Iqisa: A Library For Handling Forecasting Datasets
cross-posted from niplav.github.io
Iqisa is a library for handling and comparing forecasting datasets from different platforms.
Iqisa: A Library For Handling Forecasting Datasets
The eventual success of my archives reinforced my view that public permission-less datasets are often a bottleneck to research: you cannot guarantee that people will use your dataset, but you can guarantee that they won’t use it.
—Gwern Branwen, “2019 News”, 2019
Iqisa is a collection of forecasting datasets and a simple library for handling those datasets. Code and data available here.
So far it contains data from:
The Good Judgment Project: ~790k market trades+~3.14m survey predictions≈3.9m forecasts
The Metaculus public API: ~210k forecasts
PredictionBook: ~64k forecasts
for a total of ~4.2m forecasts, as well as code for handling private Metaculus data (available to researchers on request to Metaculus), but I plan to also add data from various other sources.
The documentation can be found here, but a simple example for using the library is seeing whether traders with more than 100 trades have a better Brier score than traders in general:
import gjp
import iqisa as iqs
market_fcasts=gjp.load_markets()
def brier_score(probabilities, outcomes):
return np.mean((probabilities-outcomes)**2)
def brier_score_user(user_forecasts):
user_right=(user_forecasts['outcome']==user_forecasts['answer_option'])
probabilities=user_forecasts['probability']
return np.mean((probabilities-user_right)**2)
trader_scores=iqs.score(market_fcasts, brier_score, on=['user_id'])
filtered_trader_scores=iqs.score(market_fcasts.groupby(['user_id']).filter(lambda x: len(x)>100), brier_score, on=['user_id'])
And we can see:
>>> np.mean(trader_scores)
score 0.159194
dtype: float64
>>> np.mean(filtered_trader_scores)
score 0.159018
dtype: float64
Concluding that more experienced traders are only very slightly better at trading.
Usages
Possible Projects
Take questions from different platforms that are close to each other on sentence2vec, and check which platform made the better predictions on that question.
Known Bugs
Since this is a project I’m now doing in my free time, it might not be as polished as it should be. Sorry :-/
If you decide to work with this library, feel free to contact me.
Issues with the time fields
The native pandas datetime format is too restricted for some time ranges in these datasets, those values might be set to
NaT
.Not all time-related fields have timezone information attached to them.
Some predictions in the dataset have occurred after question resolution. There should be a way to filter those out programmatically.
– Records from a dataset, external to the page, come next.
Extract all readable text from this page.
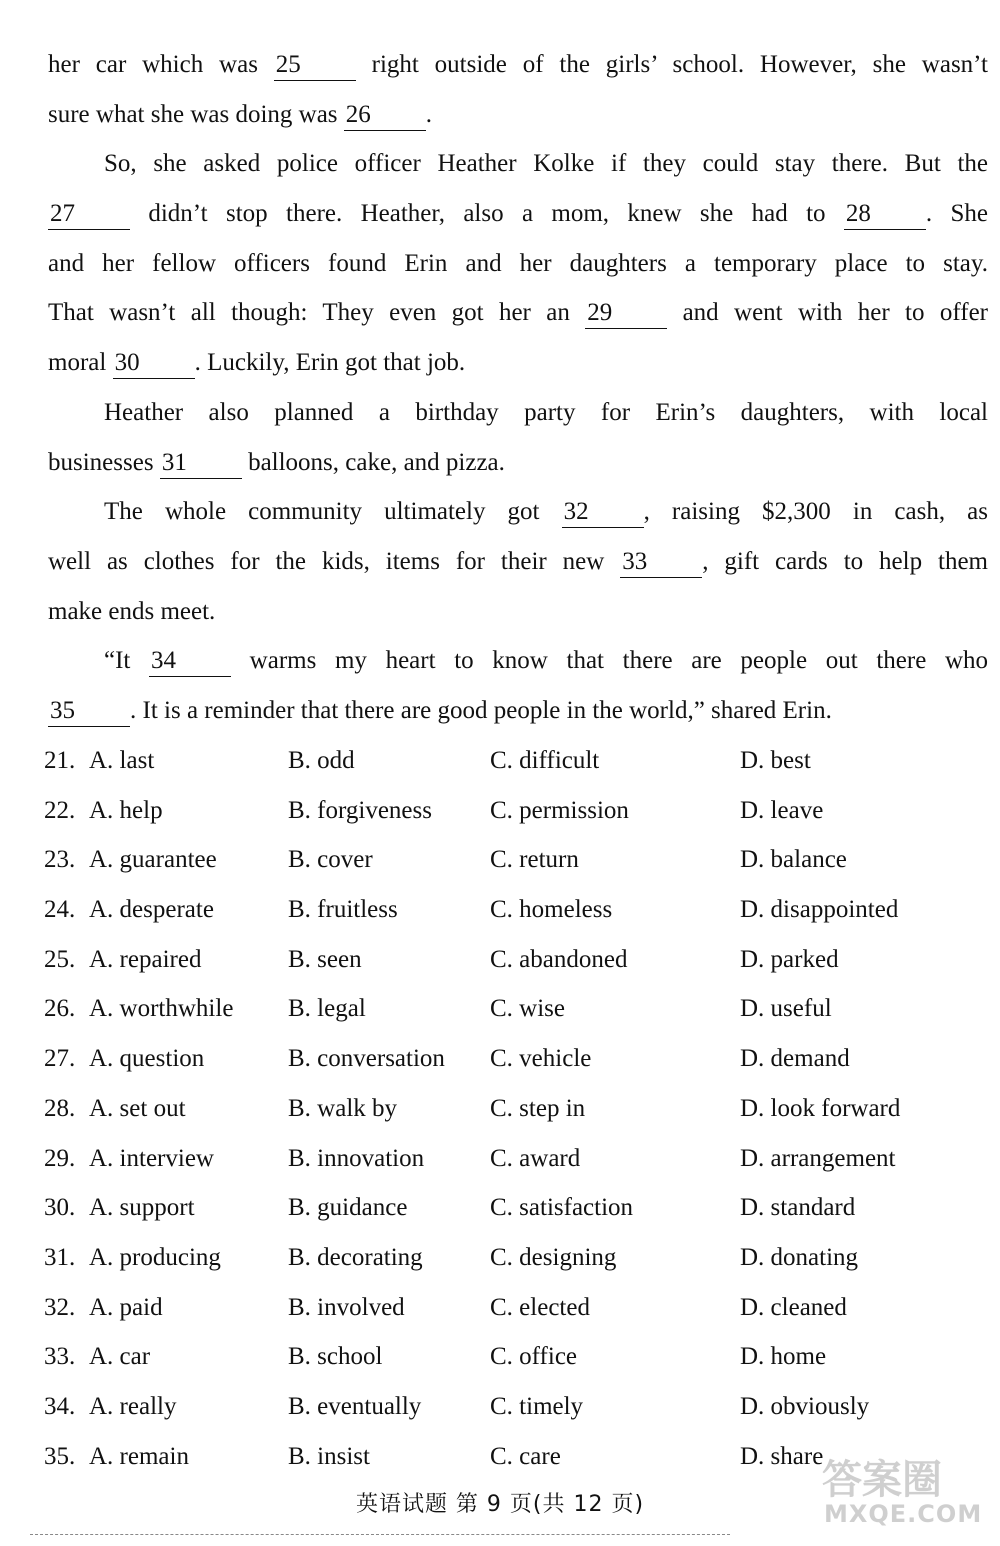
her car which was 25 right outside of the girls’ school. However, she wasn’t
sure what she was doing was 26 .
So, she asked police officer Heather Kolke if they could stay there. But the
27 didn’t stop there. Heather, also a mom, knew she had to 28 . She
and her fellow officers found Erin and her daughters a temporary place to stay.
That wasn’t all though: They even got her an 29 and went with her to offer
moral 30 . Luckily, Erin got that job.
Heather also planned a birthday party for Erin’s daughters, with local
businesses 31 balloons, cake, and pizza.
The whole community ultimately got 32 , raising $2,300 in cash, as
well as clothes for the kids, items for their new 33 , gift cards to help them
make ends meet.
“It 34 warms my heart to know that there are people out there who
35 . It is a reminder that there are good people in the world,” shared Erin.
21. A. last	B. odd	C. difficult	D. best
22. A. help	B. forgiveness C. permission	D. leave
23. A. guarantee	B. cover	C. return	D. balance
24. A. desperate	B. fruitless	C. homeless	D. disappointed
25. A. repaired	B. seen	C. abandoned	D. parked
26. A. worthwhile B. legal	C. wise	D. useful
27. A. question	B. conversation C. vehicle	D. demand
28. A. set out	B. walk by	C. step in	D. look forward
29. A. interview	B. innovation	C. award	D. arrangement
30. A. support	B. guidance	C. satisfaction	D. standard
31. A. producing	B. decorating	C. designing	D. donating
32. A. paid	B. involved	C. elected	D. cleaned
33. A. car	B. school	C. office	D. home
34. A. really	B. eventually	C. timely	D. obviously
35. A. remain	B. insist	C. care	D. share
英语试题 第 9 页(共 12 页)
答案圈
MXQE.COM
The columns of the datasets are not sorted the same way for question DataFrames and forecast DataFrames.
I fear that despite my best efforts, not all data frome the GJP data has been transferred.
The default fields in the Metaculus & PredictionBook data should be
NA
more often than they are right now.The documentation is still slightly spotty, and tests are mostly nonexistent.
Some variables shouldn’t be exposed, but are.
Feature Wishlist
Create a pip package
Add data from more platforms
Potential Additional Sources for Forecasting Data
Acknowledgements
Credits go to Arb Research for funding the first 85% of this work, and Misha Yagudin in particular for guidance and mentorship.
Hi Niplav, thanks for your work! I’ve been thinking about doing the same, so you saved me quite some time :)
I made a pull request where I’m suggesting a couple small changes and bug fixes to make it more portable and usable in other projects.
For other readers this might be the most interesting part: I created a jupyter notebook loading all datasets and showing their preview. So now it should be really simple to start working with the data or just see if it’s relevant for you at all.
If you’d like to collaborate on this further I might add support for Manifold Markets data and Autocast dataset, as that’s what I’ve been working with up till now.
Thank you! I’ll review the pull request later today, but it looks quite useful :-)
Not sure how much free time I can spend on the forecasting library, but I’ll add the sources to the post.
This is great!
Thanks! Perhaps I’ll find the time to incorporate the Metaforecast data into it sometime.